Learning with less: A survey of deep learning in medical imaging under varying supervision levels.
Authors
Affiliations (2)
Affiliations (2)
- Department of Computer Science and Engineering, Indian Institute of Technology Roorkee, India. Electronic address: [email protected].
- Department of Computer Science and Engineering, Indian Institute of Technology Roorkee, India. Electronic address: [email protected].
Abstract
The rapid evolution of deep learning has significantly advanced the field of medical image analysis. However, despite these achievements, further progress is hindered by the scarcity of large, well-annotated datasets. To overcome this limitation, recent years have seen a growing focus on developing methods that leverage varying levels of supervision as alternatives to fully supervised learning. Instead of relying solely on complete annotations, these approaches employ partial annotations or other supervision strategies to train deep learning models. This paper presents a systematic review of deep learning methods for medical image analysis under different levels of supervision.
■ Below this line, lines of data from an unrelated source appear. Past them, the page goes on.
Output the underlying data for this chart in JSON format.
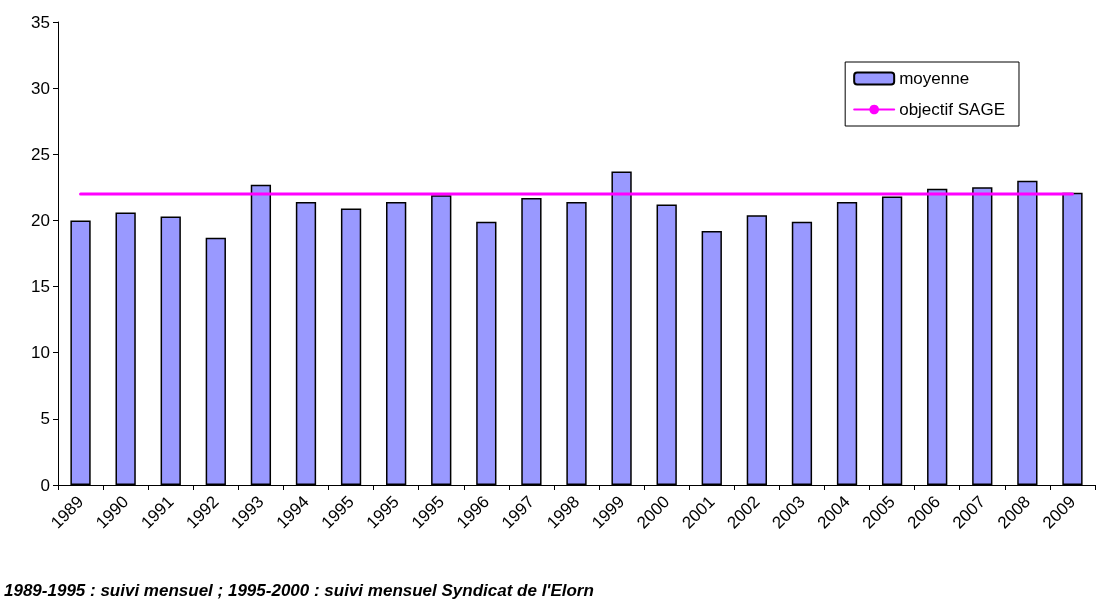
{
  "chart_data": {
    "type": "bar",
    "categories": [
      "1989",
      "1990",
      "1991",
      "1992",
      "1993",
      "1994",
      "1995",
      "1995",
      "1995",
      "1996",
      "1997",
      "1998",
      "1999",
      "2000",
      "2001",
      "2002",
      "2003",
      "2004",
      "2005",
      "2006",
      "2007",
      "2008",
      "2009"
    ],
    "series": [
      {
        "name": "moyenne",
        "color": "#9999ff",
        "values": [
          20.0,
          20.6,
          20.3,
          18.7,
          22.7,
          21.4,
          20.9,
          21.4,
          21.9,
          19.9,
          21.7,
          21.4,
          23.7,
          21.2,
          19.2,
          20.4,
          19.9,
          21.4,
          21.8,
          22.4,
          22.5,
          23.0,
          22.1
        ]
      },
      {
        "name": "objectif SAGE",
        "type": "line",
        "color": "#ff00ff",
        "values": [
          22,
          22,
          22,
          22,
          22,
          22,
          22,
          22,
          22,
          22,
          22,
          22,
          22,
          22,
          22,
          22,
          22,
          22,
          22,
          22,
          22,
          22,
          22
        ]
      }
    ],
    "ylim": [
      0,
      35
    ],
    "yticks": [
      0,
      5,
      10,
      15,
      20,
      25,
      30,
      35
    ],
    "grid": false,
    "legend": "top right",
    "marker": "none",
    "line_style": "solid",
    "annotations": [
      "1989-1995 : suivi mensuel ; 1995-2000 : suivi mensuel Syndicat de l'Elorn"
    ]
  }
}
To this end, we categorize these methods based on the level of supervision they rely on, encompassing categories such as no supervision, inexact supervision, incomplete supervision, inaccurate supervision, and only limited supervision. We further divide these categories into finer subcategories. For example, we categorize inexact supervision into multiple instance learning and learning with weak annotations. Similarly, we categorize incomplete supervision into semi-supervised learning, active learning, and domain-adaptive learning and so on. Furthermore, we systematically summarize commonly used datasets for different types of supervision in deep learning for medical image analysis and explore future research directions to conclude this survey.